There has not been an awful lot of focus on endometrial cancer in the terms of laboratory based research. Part of the reason for this is the vast majority of endometrial cancer patients will fortunately have disease confined to the womb and the success of surgery or surgery radiotherapy is quite high and therefore one often finds the focus of monies into research often goes into more sinister or life threatening conditions than endometrial cancer. What we have done is we have undertaken, and I appreciate there are other clinical trials ongoing, looking at the management of patients with endometrial cancer, particularly relating to the removal of the lymph glands in those patients. The largest type of study ever undertaken in the world was actually done in the UK. That revealed in that study that there was no benefit in a select group of patients in removing the pelvic lymph glands, I thought it was quite an important study in its own right.
Can I ask about contraceptives, do they protect or increase the risk of endometrial cancer?

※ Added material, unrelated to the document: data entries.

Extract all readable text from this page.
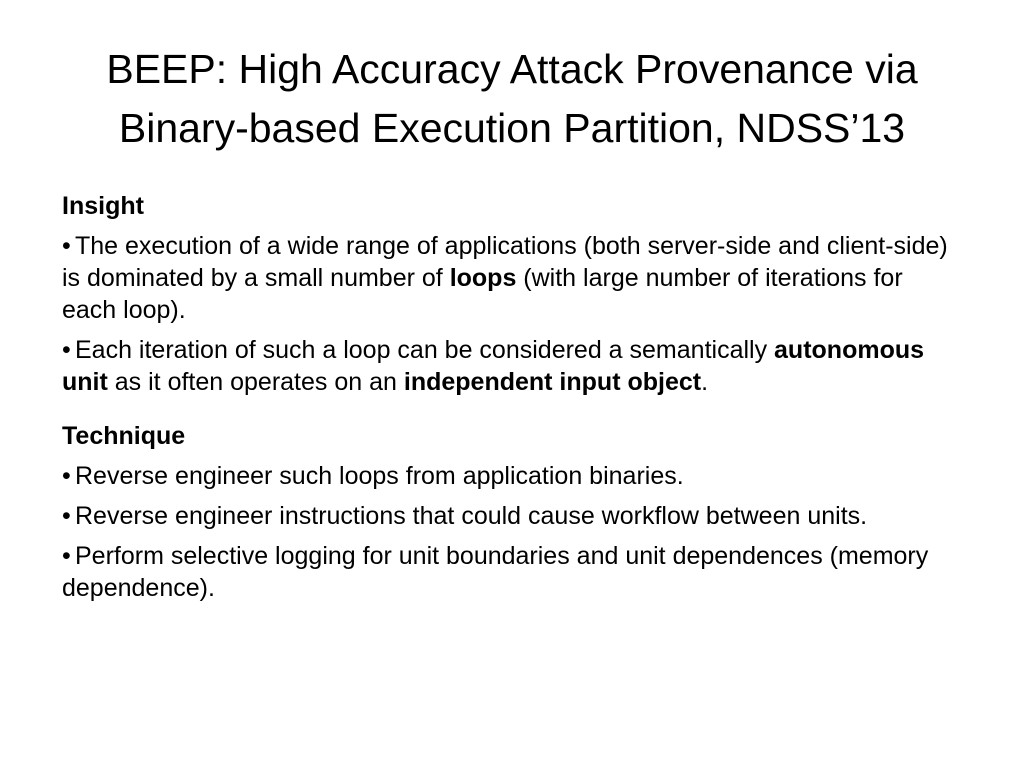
BEEP: High Accuracy Attack Provenance via
Binary-based Execution Partition, NDSS’13
Insight
• The execution of a wide range of applications (both server-side and client-side) is dominated by a small number of loops (with large number of iterations for each loop).
• Each iteration of such a loop can be considered a semantically autonomous unit as it often operates on an independent input object.
Technique
• Reverse engineer such loops from application binaries.
• Reverse engineer instructions that could cause workflow between units.
• Perform selective logging for unit boundaries and unit dependences (memory dependence).
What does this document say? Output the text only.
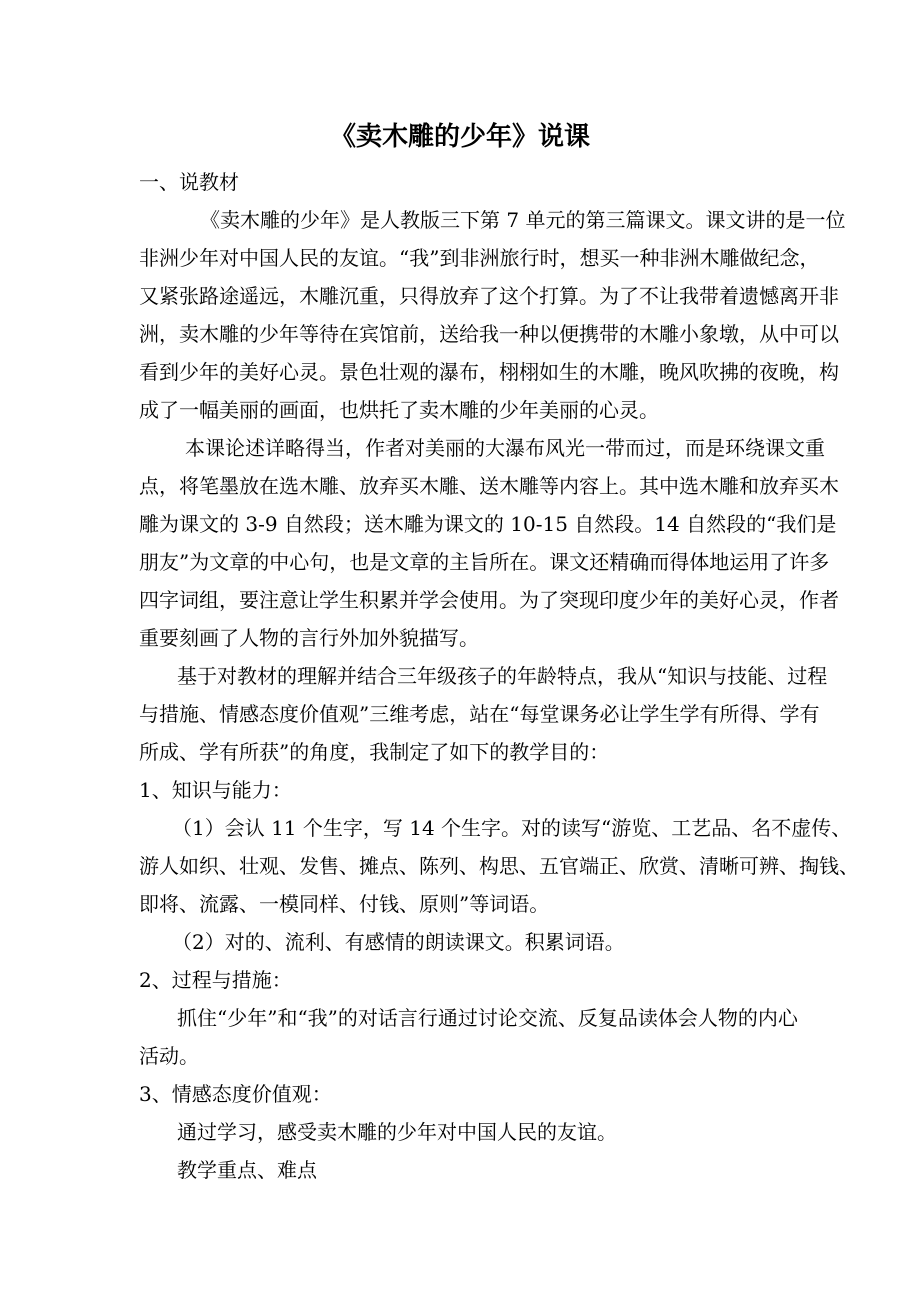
《卖木雕的少年》说课
一、说教材
《卖木雕的少年》是人教版三下第 7 单元的第三篇课文。课文讲的是一位
非洲少年对中国人民的友谊。“我”到非洲旅行时，想买一种非洲木雕做纪念，
又紧张路途遥远，木雕沉重，只得放弃了这个打算。为了不让我带着遗憾离开非
洲，卖木雕的少年等待在宾馆前，送给我一种以便携带的木雕小象墩，从中可以
看到少年的美好心灵。景色壮观的瀑布，栩栩如生的木雕，晚风吹拂的夜晚，构
成了一幅美丽的画面，也烘托了卖木雕的少年美丽的心灵。
本课论述详略得当，作者对美丽的大瀑布风光一带而过，而是环绕课文重
点，将笔墨放在选木雕、放弃买木雕、送木雕等内容上。其中选木雕和放弃买木
雕为课文的 3-9 自然段；送木雕为课文的 10-15 自然段。14 自然段的“我们是
朋友”为文章的中心句，也是文章的主旨所在。课文还精确而得体地运用了许多
四字词组，要注意让学生积累并学会使用。为了突现印度少年的美好心灵，作者
重要刻画了人物的言行外加外貌描写。
基于对教材的理解并结合三年级孩子的年龄特点，我从“知识与技能、过程
与措施、情感态度价值观”三维考虑，站在“每堂课务必让学生学有所得、学有
所成、学有所获”的角度，我制定了如下的教学目的：
1、知识与能力：
（1）会认 11 个生字，写 14 个生字。对的读写“游览、工艺品、名不虚传、
游人如织、壮观、发售、摊点、陈列、构思、五官端正、欣赏、清晰可辨、掏钱、
即将、流露、一模同样、付钱、原则”等词语。
（2）对的、流利、有感情的朗读课文。积累词语。
2、过程与措施：
抓住“少年”和“我”的对话言行通过讨论交流、反复品读体会人物的内心
活动。
3、情感态度价值观：
通过学习，感受卖木雕的少年对中国人民的友谊。
教学重点、难点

Well we know that the combined pill infact reduces the risk of endometrial cancer, anywhere up to 30% even when it is used for a short period of time, it has quite a major protective affect against endometrial cancer and interestingly against ovarian cancer as well. Other hormones that protect will be the mirena coil for example, that has progesterone which acts against oestrogen, but it is known as well that it may well be a very good protective treatment if you like, against the development of endometrial cancer.
Can I ask if endometrial cancer is a hereditary disease?
In the vast majority of women who develop this, it is not a hereditary condition. There is one very rare condition called HNPCC or Lynch type II syndrome where there is hereditary associations and in that condition the risk is mainly bowel cancer, there is a recognised increased risk of endometrial cancer in women in that family.
Thank you very much for joining us today.